U heeft vroeger zelf ook de stad een tijdlang de rug toegekeerd. Hoe beviel het leven in het Zuiden u?

Mijn ex-vrouw was van het Zuiden en daarom heb ik er inderdaad een paar jaar geleefd. Mijn kinderen werden er geboren en wonen er nog steeds. Ik zal dan ook altijd wel een band hebben met het Zuiden. Toch ben ik een echte New Yorker en mis ik het ritme van het stadsleven te zeer, wanneer ik op het platteland ben.

Hoe verschillend is het hedendaagse New York eigenlijk van dat dat u beschreef in de jaren 1980?

Mensen hebben het altijd maar over de hebzucht, het materialisme en decadentie van de jaren 1980, maar ik denk dat het nu minstens zo erg is.

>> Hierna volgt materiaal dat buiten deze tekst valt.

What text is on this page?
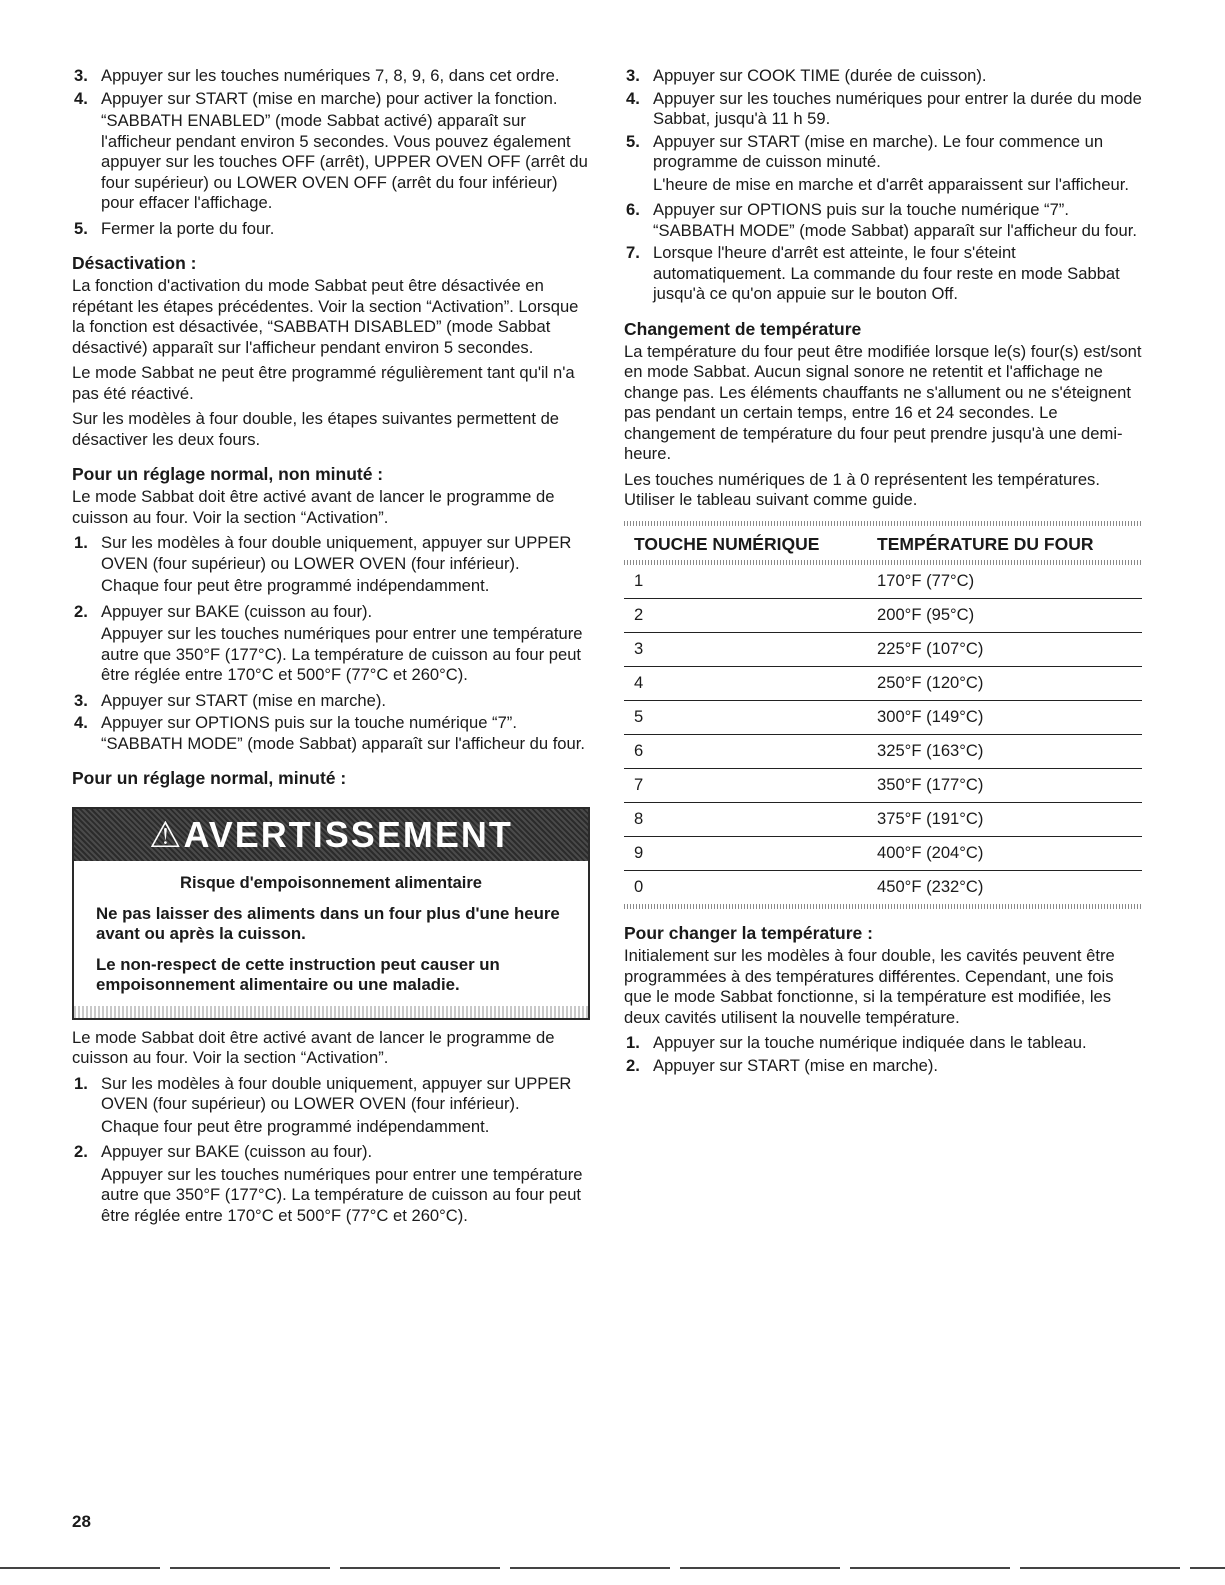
3. Appuyer sur les touches numériques 7, 8, 9, 6, dans cet ordre.
4. Appuyer sur START (mise en marche) pour activer la fonction.

“SABBATH ENABLED” (mode Sabbat activé) apparaît sur l'afficheur pendant environ 5 secondes. Vous pouvez également appuyer sur les touches OFF (arrêt), UPPER OVEN OFF (arrêt du four supérieur) ou LOWER OVEN OFF (arrêt du four inférieur) pour effacer l'affichage.

5. Fermer la porte du four.
Désactivation :

La fonction d'activation du mode Sabbat peut être désactivée en répétant les étapes précédentes. Voir la section “Activation”. Lorsque la fonction est désactivée, “SABBATH DISABLED” (mode Sabbat désactivé) apparaît sur l'afficheur pendant environ 5 secondes.

Le mode Sabbat ne peut être programmé régulièrement tant qu'il n'a pas été réactivé.

Sur les modèles à four double, les étapes suivantes permettent de désactiver les deux fours.

Pour un réglage normal, non minuté :

Le mode Sabbat doit être activé avant de lancer le programme de cuisson au four. Voir la section “Activation”.

1. Sur les modèles à four double uniquement, appuyer sur UPPER OVEN (four supérieur) ou LOWER OVEN (four inférieur).

Chaque four peut être programmé indépendamment.

2. Appuyer sur BAKE (cuisson au four).

Appuyer sur les touches numériques pour entrer une température autre que 350°F (177°C). La température de cuisson au four peut être réglée entre 170°C et 500°F (77°C et 260°C).

3. Appuyer sur START (mise en marche).
4. Appuyer sur OPTIONS puis sur la touche numérique “7”. “SABBATH MODE” (mode Sabbat) apparaît sur l'afficheur du four.
Pour un réglage normal, minuté :
⚠AVERTISSEMENT

Risque d'empoisonnement alimentaire

Ne pas laisser des aliments dans un four plus d'une heure avant ou après la cuisson.

Le non-respect de cette instruction peut causer un empoisonnement alimentaire ou une maladie.

Le mode Sabbat doit être activé avant de lancer le programme de cuisson au four. Voir la section “Activation”.

1. Sur les modèles à four double uniquement, appuyer sur UPPER OVEN (four supérieur) ou LOWER OVEN (four inférieur).

Chaque four peut être programmé indépendamment.

2. Appuyer sur BAKE (cuisson au four).

Appuyer sur les touches numériques pour entrer une température autre que 350°F (177°C). La température de cuisson au four peut être réglée entre 170°C et 500°F (77°C et 260°C).

3. Appuyer sur COOK TIME (durée de cuisson).
4. Appuyer sur les touches numériques pour entrer la durée du mode Sabbat, jusqu'à 11 h 59.
5. Appuyer sur START (mise en marche). Le four commence un programme de cuisson minuté.

L'heure de mise en marche et d'arrêt apparaissent sur l'afficheur.

6. Appuyer sur OPTIONS puis sur la touche numérique “7”. “SABBATH MODE” (mode Sabbat) apparaît sur l'afficheur du four.
7. Lorsque l'heure d'arrêt est atteinte, le four s'éteint automatiquement. La commande du four reste en mode Sabbat jusqu'à ce qu'on appuie sur le bouton Off.
Changement de température

La température du four peut être modifiée lorsque le(s) four(s) est/sont en mode Sabbat. Aucun signal sonore ne retentit et l'affichage ne change pas. Les éléments chauffants ne s'allument ou ne s'éteignent pas pendant un certain temps, entre 16 et 24 secondes. Le changement de température du four peut prendre jusqu'à une demi-heure.

Les touches numériques de 1 à 0 représentent les températures. Utiliser le tableau suivant comme guide.

TOUCHE NUMÉRIQUE	TEMPÉRATURE DU FOUR
1	170°F (77°C)
2	200°F (95°C)
3	225°F (107°C)
4	250°F (120°C)
5	300°F (149°C)
6	325°F (163°C)
7	350°F (177°C)
8	375°F (191°C)
9	400°F (204°C)
0	450°F (232°C)
Pour changer la température :

Initialement sur les modèles à four double, les cavités peuvent être programmées à des températures différentes. Cependant, une fois que le mode Sabbat fonctionne, si la température est modifiée, les deux cavités utilisent la nouvelle température.

1. Appuyer sur la touche numérique indiquée dans le tableau.
2. Appuyer sur START (mise en marche).
28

Er is veel meer geld en er zijn veel meer economische topspelers dan in de tijd dat ik ‘Bright Lights, Big City’ schreef. In zekere zin is New York een minder interessante stad geworden. Er zijn minder marginale buurten maar armere mensen of creatievelingen kunnen zich geen plek in de stad meer veroorloven. Trouwens, die zogenaamde veiligheid van het ‘propere’ New York waarover iedereen het had, bleek uiteindelijk ook heel relatief. Zoals we nu aan den lijve ondervonden hebben, zijn er nieuwe gevaren en dreigingen.

Uw debuut ‘Bright Lights, Big City’ was meteen een groot succes. Bent u er meer dan twintig jaar later nog steeds gelukkig mee?

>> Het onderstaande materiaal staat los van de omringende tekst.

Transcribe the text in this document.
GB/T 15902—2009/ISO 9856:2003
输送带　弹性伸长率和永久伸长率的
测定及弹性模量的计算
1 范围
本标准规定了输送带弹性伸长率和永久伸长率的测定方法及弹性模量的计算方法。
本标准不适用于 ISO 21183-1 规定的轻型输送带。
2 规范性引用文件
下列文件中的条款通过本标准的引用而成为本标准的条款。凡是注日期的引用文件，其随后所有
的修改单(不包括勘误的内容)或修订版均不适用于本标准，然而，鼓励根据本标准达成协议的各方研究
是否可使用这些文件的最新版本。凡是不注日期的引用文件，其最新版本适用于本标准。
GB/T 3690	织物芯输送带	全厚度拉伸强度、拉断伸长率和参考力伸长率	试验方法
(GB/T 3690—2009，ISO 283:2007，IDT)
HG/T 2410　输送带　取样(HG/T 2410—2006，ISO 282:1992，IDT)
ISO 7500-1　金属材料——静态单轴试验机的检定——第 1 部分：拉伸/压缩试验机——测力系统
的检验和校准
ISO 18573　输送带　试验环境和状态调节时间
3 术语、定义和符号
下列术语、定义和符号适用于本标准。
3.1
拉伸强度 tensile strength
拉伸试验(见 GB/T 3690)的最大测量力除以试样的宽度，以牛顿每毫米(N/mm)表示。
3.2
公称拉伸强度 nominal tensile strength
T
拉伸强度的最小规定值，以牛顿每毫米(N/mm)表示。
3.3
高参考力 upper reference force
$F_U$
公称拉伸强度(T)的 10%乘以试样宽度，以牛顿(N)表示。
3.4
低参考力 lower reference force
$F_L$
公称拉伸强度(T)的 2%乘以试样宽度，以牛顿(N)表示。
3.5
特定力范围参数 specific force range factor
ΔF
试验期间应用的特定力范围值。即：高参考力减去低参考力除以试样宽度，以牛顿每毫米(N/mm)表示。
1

Ik heb heel gemengde gevoelens over dat boek. Eigenlijk vind ik het nog steeds goed maar het wordt veel vaker dan me lief is verkeerd geïnterpreteerd. Mensen zien de roman dan als een symbool van de decadentie en glamour van de jaren 1980, maar dat was niet de essentie. Natuurlijk ging het hoofdpersonage naar nachtclubs en nam hij veel te veel drugs maar het is absoluut geen cynisch verhaal. Ik zie ‘Bright Lights, Big City’ als een literaire autobiografische roman over een angstige kerel die naar de stad trekt en zijn moeder mist. Het is een heel doorleefd boek maar dat wordt vergeten. Vele lezers verwachten van mij ook dat ik nog steeds zo een fuifnummer ben die constant cocaïne loopt te snuiven. Wel, misschien was ik dat ooit wel maar mijn leven nu ziet er toch heel anders uit. Wie ‘Het goede leven’ leest, zal ook merken dat ik een hele evolutie heb afgelegd als schrijver. Komedie en ironie blijven belangrijk voor mij maar ik denk toch dat ik nooit ingetogener heb geklonken dan in mijn laatste roman.

**
Jay McInerney, Het goede leven. Vertaald door Mathilde Holkamp en Maarten Polman, De Bezige Bij, Amsterdam, 413 blz., 19,90 €. Oorspronkelijke titel: The Good Life.

De auteur

Jay McInerney (1955) bereikte met de publicatie van zijn debuut ‘Bright Lights, Big City’ meteen de status van literaire superster. Hij schreef verder onder meer de romans ‘De schittering valt’, ‘De laatste der Savages’, ‘Modelgedrag’ en ‘Het verhaal van mijn leven’.